In many cases, the decision to undergo the angioplasty procedure is easy—particularly if you are symptomatic with a high-risk profile, you have left main coronary artery disease, and your quality of life is poor. But if you are asymptomatic, the decision to have an angioplasty procedure may be a difficult one.

Consider “Fred,” a 56-year-old man who came to me for a second opinion. Fred's doctor recommended that he undergo bypass surgery immediately. His angiogram indicated two coronary vessels about 70 percent blocked, and his stress test revealed a small area of what cardiologists call ischemia.

No doubt about it: his heart was vulnerable to an attack. But Fred was satisfied with the quality of his life. He was not symptomatic. He could walk three to four miles a day without experiencing symptoms of angina, such as shortness of breath, profuse sweating or other symptoms of coronary disease.

So I recommended that he delay surgery, take beta blockers and nitrates, enrich his diet to include vitamins, minerals, amino acids, D-ribose, L-carnitine and CoQ10—key ingredients in my core nutritional program for healing heart disease. I also kept him on a walking program.

I told Fred, "You have time. We don't have to rush into surgery. Let's see if these treatments eliminate the potential need for surgery."

If, like Fred, you have documented heart disease but no symptoms and a good quality of life, I don't think you should have surgery unless it is truly necessary or an emergency.

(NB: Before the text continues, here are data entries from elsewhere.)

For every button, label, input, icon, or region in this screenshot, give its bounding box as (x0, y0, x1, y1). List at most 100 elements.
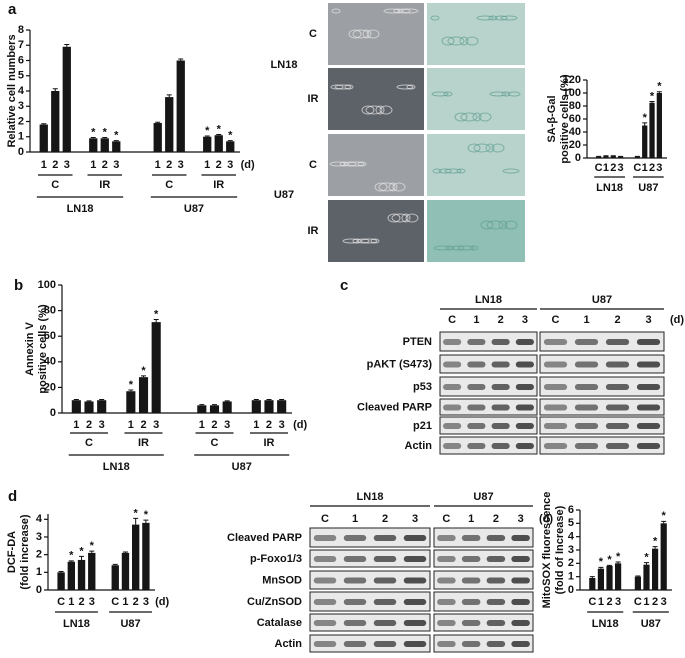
cell-shape (491, 143, 505, 153)
error-bar (589, 576, 595, 578)
bar (71, 400, 81, 413)
band (313, 599, 337, 605)
error-bar (122, 551, 128, 553)
cell-shape (465, 36, 479, 46)
cell-shape (342, 238, 360, 244)
cell-shape (406, 84, 416, 90)
error-bar (598, 566, 604, 569)
error-bar (615, 561, 621, 564)
panel-label: b (14, 277, 23, 294)
y-tick-label: 0 (36, 584, 42, 596)
x-tick-label: 1 (204, 159, 210, 171)
error-bar (112, 563, 118, 566)
bar (121, 552, 130, 590)
band (443, 384, 462, 390)
blot-strip (433, 613, 534, 632)
x-tick-label: 1 (642, 162, 648, 174)
y-tick-label: 60 (569, 113, 581, 125)
lane-label: 1 (583, 314, 589, 326)
significance-mark: * (114, 129, 119, 141)
band (443, 339, 462, 345)
bar (112, 141, 121, 152)
band (574, 423, 599, 429)
bar (67, 561, 75, 590)
band (511, 535, 530, 541)
cell-shape (396, 84, 414, 90)
band (515, 404, 534, 411)
band (574, 339, 599, 345)
y-tick-label: 100 (38, 279, 56, 291)
band (467, 423, 486, 429)
cell-shape (460, 112, 478, 122)
cell-shape (498, 220, 508, 230)
band (486, 599, 506, 605)
cell-shape (444, 168, 462, 174)
significance-mark: * (144, 509, 149, 521)
x-tick-label: 1 (122, 596, 128, 608)
cell-shape (352, 238, 362, 244)
error-bar (211, 404, 217, 406)
band (515, 361, 534, 368)
group-label: C (211, 437, 219, 449)
bar (100, 138, 109, 152)
bar (617, 156, 624, 158)
band (343, 556, 367, 562)
x-tick-label: 2 (649, 162, 655, 174)
bar (660, 523, 667, 590)
error-bar (133, 517, 139, 525)
x-unit: (d) (670, 314, 684, 326)
band (437, 556, 456, 562)
error-bar (153, 319, 159, 323)
error-bar (199, 404, 205, 406)
bar (77, 559, 86, 590)
y-axis-label: (fold of Increase) (554, 505, 566, 594)
significance-mark: * (228, 129, 233, 141)
error-bar (90, 137, 96, 139)
y-axis-label: positive cells (%) (559, 74, 571, 164)
x-tick-label: 1 (253, 419, 259, 431)
band (373, 556, 397, 562)
band (461, 577, 481, 584)
group-label: C (51, 179, 59, 191)
band (543, 443, 568, 449)
band (636, 443, 661, 449)
error-bar (155, 121, 161, 124)
lane-label: C (321, 513, 329, 525)
y-axis-label: Relative cell numbers (6, 34, 18, 147)
x-tick-label: 1 (128, 419, 134, 431)
y-tick-label: 40 (569, 126, 581, 138)
band (511, 641, 530, 647)
significance-mark: * (644, 552, 649, 564)
x-tick-label: 1 (41, 159, 47, 171)
cell-shape (486, 220, 504, 230)
x-tick-label: C (588, 596, 596, 608)
blot-strip (539, 354, 665, 374)
x-tick-label: 1 (155, 159, 161, 171)
x-tick-label: 3 (618, 162, 624, 174)
cell-shape (473, 143, 491, 153)
cell-shape (383, 8, 401, 14)
band (605, 404, 630, 411)
blot-strip (309, 634, 431, 653)
cell-line-label: U87 (638, 182, 658, 194)
band (313, 556, 337, 562)
cell-shape (344, 84, 354, 90)
band (511, 556, 530, 562)
row-label: Catalase (257, 617, 302, 629)
cell-shape (451, 245, 465, 251)
bar (603, 156, 609, 158)
y-tick-label: 6 (18, 54, 24, 66)
cell-shape (357, 161, 367, 167)
error-bar (656, 91, 662, 93)
significance-mark: * (650, 90, 655, 102)
error-bar (178, 58, 184, 61)
x-tick-label: 2 (52, 159, 58, 171)
x-tick-label: 2 (266, 419, 272, 431)
band (313, 535, 337, 541)
band (343, 535, 367, 541)
x-tick-label: C (57, 596, 65, 608)
bar (57, 572, 65, 590)
x-tick-label: 3 (153, 419, 159, 431)
bar (111, 565, 119, 590)
blot-strip (539, 331, 665, 352)
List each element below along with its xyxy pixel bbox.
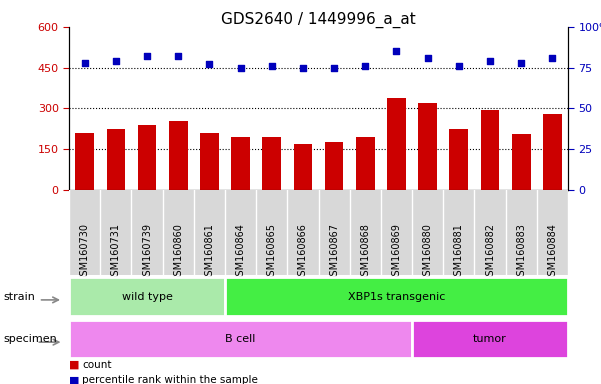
Bar	[325, 142, 344, 190]
Text: tumor: tumor	[473, 334, 507, 344]
Bar	[106, 129, 125, 190]
Bar	[293, 144, 313, 190]
Point	[548, 55, 557, 61]
Point	[236, 65, 245, 71]
Point	[267, 63, 276, 69]
Text: wild type: wild type	[121, 291, 172, 302]
Point	[174, 53, 183, 59]
Point	[454, 63, 463, 69]
Bar	[543, 114, 562, 190]
Point	[485, 58, 495, 64]
Bar	[231, 137, 250, 190]
Bar	[512, 134, 531, 190]
Bar	[138, 125, 156, 190]
Point	[142, 53, 152, 59]
Point	[204, 61, 214, 68]
Bar	[263, 137, 281, 190]
Point	[111, 58, 121, 64]
Bar	[169, 121, 188, 190]
Bar	[481, 110, 499, 190]
Text: GDS2640 / 1449996_a_at: GDS2640 / 1449996_a_at	[221, 12, 416, 28]
Bar	[356, 137, 374, 190]
Point	[298, 65, 308, 71]
Point	[329, 65, 339, 71]
Text: ■: ■	[69, 360, 79, 370]
Bar	[225, 277, 568, 316]
Text: specimen: specimen	[3, 334, 56, 344]
Bar	[69, 319, 412, 358]
Point	[361, 63, 370, 69]
Point	[392, 48, 401, 55]
Point	[423, 55, 433, 61]
Text: percentile rank within the sample: percentile rank within the sample	[82, 375, 258, 384]
Bar	[418, 103, 437, 190]
Text: XBP1s transgenic: XBP1s transgenic	[348, 291, 445, 302]
Bar	[450, 129, 468, 190]
Text: B cell: B cell	[225, 334, 256, 344]
Bar	[75, 133, 94, 190]
Bar	[69, 277, 225, 316]
Point	[516, 60, 526, 66]
Bar	[200, 133, 219, 190]
Text: strain: strain	[3, 291, 35, 302]
Point	[80, 60, 90, 66]
Text: count: count	[82, 360, 112, 370]
Bar	[412, 319, 568, 358]
Bar	[387, 98, 406, 190]
Text: ■: ■	[69, 375, 79, 384]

That said, people—especially women—can be in denial about their symptoms and how they affect quality of life. For example, maybe you've gotten used to breathing very heavily every time you climb the stairs, which shouldn't be the case. That's why I recommend getting an exercise stress test, so that you can get in touch with your body and determine how significant your symptoms really are. 

Which Interventional Option Is Best for You?

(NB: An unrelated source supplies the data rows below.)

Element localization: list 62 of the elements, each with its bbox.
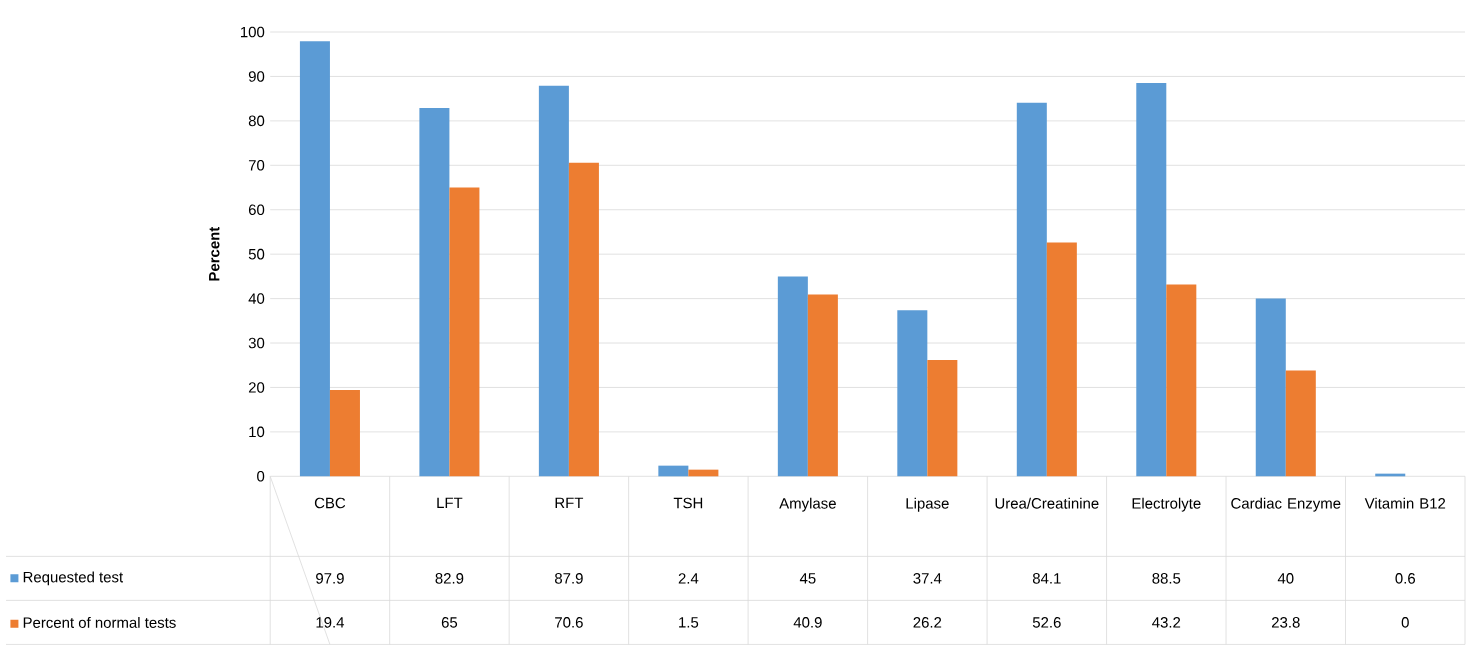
y-tick-label: 100 [240, 26, 265, 38]
data-label: 23.8 [1271, 616, 1300, 628]
bar [329, 389, 360, 477]
y-tick-label: 50 [248, 248, 265, 260]
data-label: 70.6 [555, 616, 583, 628]
y-tick-label: 40 [248, 293, 265, 304]
bar [1046, 242, 1077, 477]
x-tick-label: Lipase [906, 497, 949, 512]
bar [927, 359, 958, 477]
legend-label: Percent of normal tests [23, 616, 176, 628]
y-tick-label: 60 [248, 204, 265, 215]
data-label: 88.5 [1152, 572, 1181, 584]
bar [1136, 82, 1167, 477]
bar [538, 85, 569, 477]
data-label: 52.6 [1032, 616, 1061, 628]
y-tick-label: 30 [248, 337, 265, 349]
data-label: 37.4 [913, 572, 942, 584]
bar [897, 309, 928, 477]
data-label: 40.9 [793, 616, 822, 628]
bar [688, 469, 719, 477]
bar [658, 465, 689, 477]
x-tick-label: TSH [673, 497, 703, 509]
y-tick-label: 0 [257, 470, 265, 482]
data-label: 19.4 [316, 616, 345, 628]
bar [419, 107, 450, 477]
y-tick-label: 20 [248, 381, 265, 393]
data-label: 0 [1401, 616, 1409, 628]
x-tick-label: Vitamin B12 [1364, 497, 1446, 509]
bar [568, 162, 599, 477]
data-label: 87.9 [555, 572, 583, 584]
x-tick-label: CBC [314, 497, 346, 509]
data-label: 0.6 [1395, 572, 1416, 584]
bar [1016, 102, 1047, 477]
data-label: 97.9 [316, 572, 344, 584]
data-label: 45 [799, 572, 816, 584]
x-tick-label: LFT [437, 497, 463, 508]
y-tick-label: 90 [248, 70, 265, 82]
data-label: 65 [441, 616, 458, 628]
bar [1255, 298, 1286, 477]
x-tick-label: Urea/Creatinine [995, 497, 1099, 509]
bar [299, 41, 330, 477]
x-tick-label: Amylase [779, 497, 836, 512]
bar [1166, 284, 1197, 477]
data-label: 1.5 [679, 616, 699, 628]
y-tick-label: 10 [249, 426, 265, 437]
bar [807, 294, 838, 477]
data-label: 2.4 [678, 572, 699, 584]
data-label: 43.2 [1152, 616, 1181, 628]
y-tick-label: 80 [248, 115, 265, 126]
data-label: 26.2 [913, 616, 942, 628]
x-tick-label: Cardiac Enzyme [1231, 497, 1341, 512]
bar [1285, 370, 1316, 477]
y-tick-label: 70 [248, 159, 265, 171]
x-tick-label: Electrolyte [1132, 497, 1201, 512]
data-label: 82.9 [435, 572, 464, 584]
x-tick-label: RFT [555, 497, 584, 508]
y-axis-title: Percent [209, 226, 220, 281]
bar [449, 187, 480, 477]
legend-label: Requested test [23, 571, 124, 586]
data-label: 40 [1277, 572, 1294, 584]
bar [777, 276, 808, 477]
data-label: 84.1 [1032, 572, 1061, 584]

Instead, I strongly recommend delaying invasive procedures and open heart surgery until you have an opportunity to heal yourself. By that I mean trying alternative approaches to improving your heart health—whether it's changing your diet, incorporating exercise into your life or taking nutritional supplements. The key is in being open to helping yourself to heal.

Finally, I urge you to have periodic exercise stress tests and be aware of any unusual symptoms you may be experiencing. If the nuclear stress test shows improvement in your blood flow compared to the previous results, then you should continue to put off the decision to have surgery. I can't tell you how many of my patients have healed themselves, and have never had to have an angioplasty procedure.

Whatever option you choose, you must continue on the path to a healthy lifestyle—not only to help prevent coronary heart disease but also to limit its progression. Unfortunately, I have had to recommend second surgical interventions to patients who considered an angioplasty procedure an instant "cure" for their heart disease, only to return to an unhealthy lifestyle.

We physicians do our best to offer options, prescribe medications, and perform cardiac interventions and surgery, but you, and only you, have the power to truly heal yourself and make the most of the "second chance" that heart surgery, including bypass and an angioplasty procedure, gives you.